Мы в келье Метумова. Кругом пластмассовая анатомия и пыточный инструментарий. В ванной скулит псина. На полу ведро. В ведре – бычки, собачья шерсть и увядшие розы. С прикроватной тумбочки на меня смотрит череп Марии-Антуанетты. Метумов планирует вставить ей – то есть ему, черепу; Мария в нем давно истлела – мою челюсть, а взамен уже собрал чертовщину из зубов лысых китайских собачек. Прикус обещает лучше нынешнего.
– Удавил бы вас, но, к сожалению, я всего лишь строчка, пишусь по памяти и, видите ли, хваткими конечностями не располагаю.
– Так ведь я тоже. И шея моя неписана, так что мне будет с того, если найдете чем и сдавите? Согласные на гласные наедут? Безграмотно получится, и ладно.
– С какого потолка это заключение? Читаете, значит, мои писюли, а потом диагнозами обзываетесь? Все то, что вменяют мне в упрек по делу, – всего-навсего гены и чудеса воспитания. С сопливого детства у меня широкоформатные представления о самых разных вещах и явлениях. Например, был у нас в Назарете кролик. Кролика звали Снежок. Однажды мама подходит ко мне и говорит: «Сегодня Снежок умер, и теперь его зовут Мясной Рулет», – а уж такие пассажи расширяют сознание, поверьте.
– Вы, раз мы теперь на вы, изъясняйтесь фактами.
– Это вы всегда на вы, а мне по барабану. И факты ваши контужены, но вот незадача – они часто меняются, как скоро идут на поправку.
– Вы говорите-говорите.
– А вы не перебивайте. Не пойму, вашей братии хочется верить, что я свой в доску, или просто подержать меня подольше? Что мы имеем? Сердце мое титровали раствором щелочи, кислоты и натурального зла. А на бумагах что? Низкий уровень серотонина? Мой мозг разъело горе. Оно, как раковая опухоль, пустило метастазы на сетчатку уцелевшего глаза, и теперь все слишком ясно.
– И что вам ясно?
– Если я и больной в самом деле, то сумасшедший, не умалишенный. Что ни говори, а это не то же самое. Сойти с ума – это волевое решение, а лишиться его – как быть ограбленным.
– И то правда.
– Вот-вот! Есть люди не без ума, но с него явно сошедшие. Я и сам в таких души не чаю.
– Чаю?
– Давайте чаю. Только с молочком.
Так чаевничала Логика, и не было никакого кролика, и все я соврал – и там, и вам.

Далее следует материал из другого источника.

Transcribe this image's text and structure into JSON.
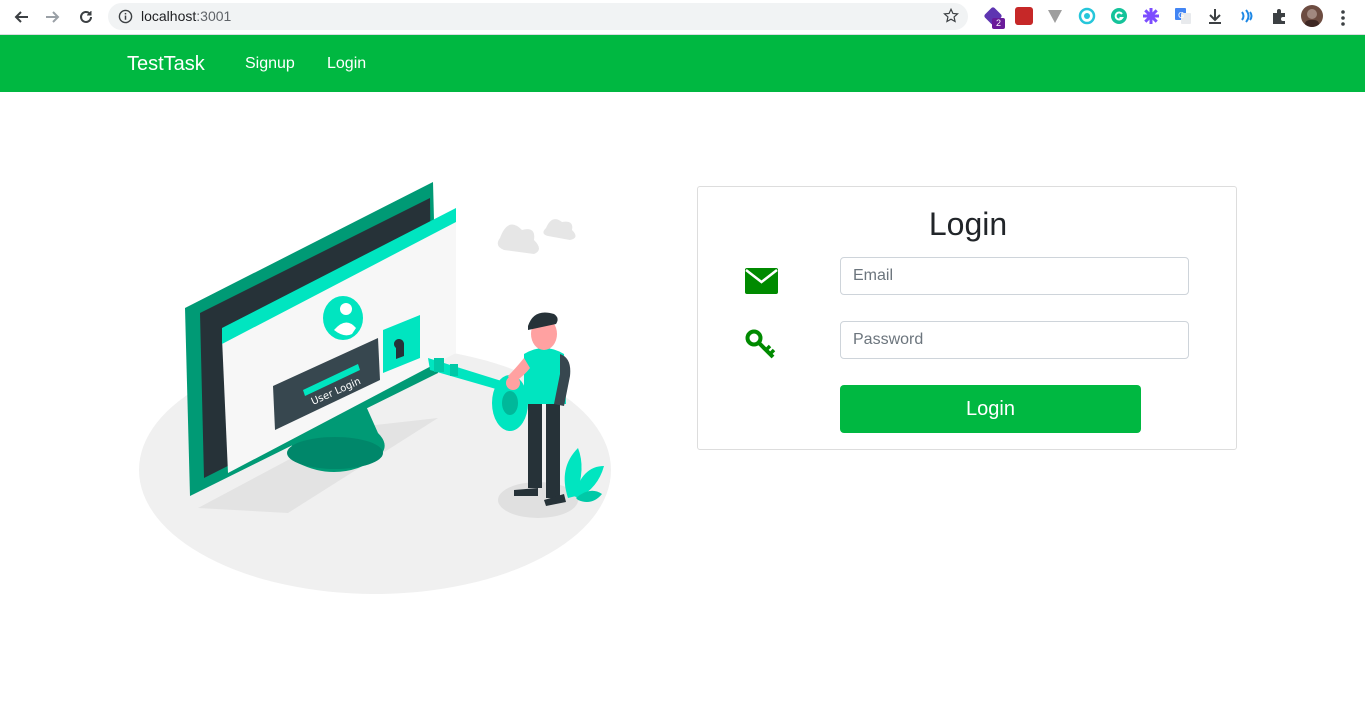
{
  "browser": {
    "url_host": "localhost",
    "url_port": ":3001",
    "extension_badge": "2",
    "icons": [
      "back-icon",
      "forward-icon",
      "reload-icon",
      "info-icon",
      "bookmark-star-icon",
      "extensions-puzzle-icon",
      "download-icon",
      "menu-dots-icon"
    ]
  },
  "navbar": {
    "brand": "TestTask",
    "links": [
      {
        "label": "Signup"
      },
      {
        "label": "Login"
      }
    ],
    "color": "#00b841"
  },
  "illustration": {
    "screen_label": "User Login",
    "accent": "#00e5c0",
    "dark": "#00997a"
  },
  "login": {
    "title": "Login",
    "email_placeholder": "Email",
    "password_placeholder": "Password",
    "button_label": "Login",
    "icon_color": "#008a00",
    "email_icon": "envelope-icon",
    "password_icon": "key-icon"
  }
}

Те, кто умер, уже не смущают, и сами не смущаются, когда разлагаются вонюче, шляпы не сняв, – совсем манер в этом плане не имеют, а претензий никто и не высказывает. Разве что говорят: «Ну, это ж мертвец. Что с него взять?» И правда, а в остальном мертвые – удобные в своей непритязательности люди, как их ни крути. Да и ароматический вопрос решаем. Но вот для водителя катафалка Меира, который назавтра стал последним шофером Логики Насущной, он стоял как никогда остро, поскольку ехал тот в своей служебной машине – и, кстати, не «Газели» плюгавой, а элегантном «Кадиллаке» – не один, а вез многоуважаемого рава Моше. У них была назначена шахматная дуэль в местном клубе. Когда уже подъезжали, произошел короткий диалог:
– Боюсь спросить, что за амбре здесь стоит, – именно что спросил рав.
– Не бойтесь, – ответил Меир. – Это трупное.
– Напоминает знаешь, что?
– Что?
– Одеколон «Шипр», помнишь?
– А по мне – ну чисто жженый сахар, но формальдегид, когда учуешь, так ударяет в нос, что потом не разберешь.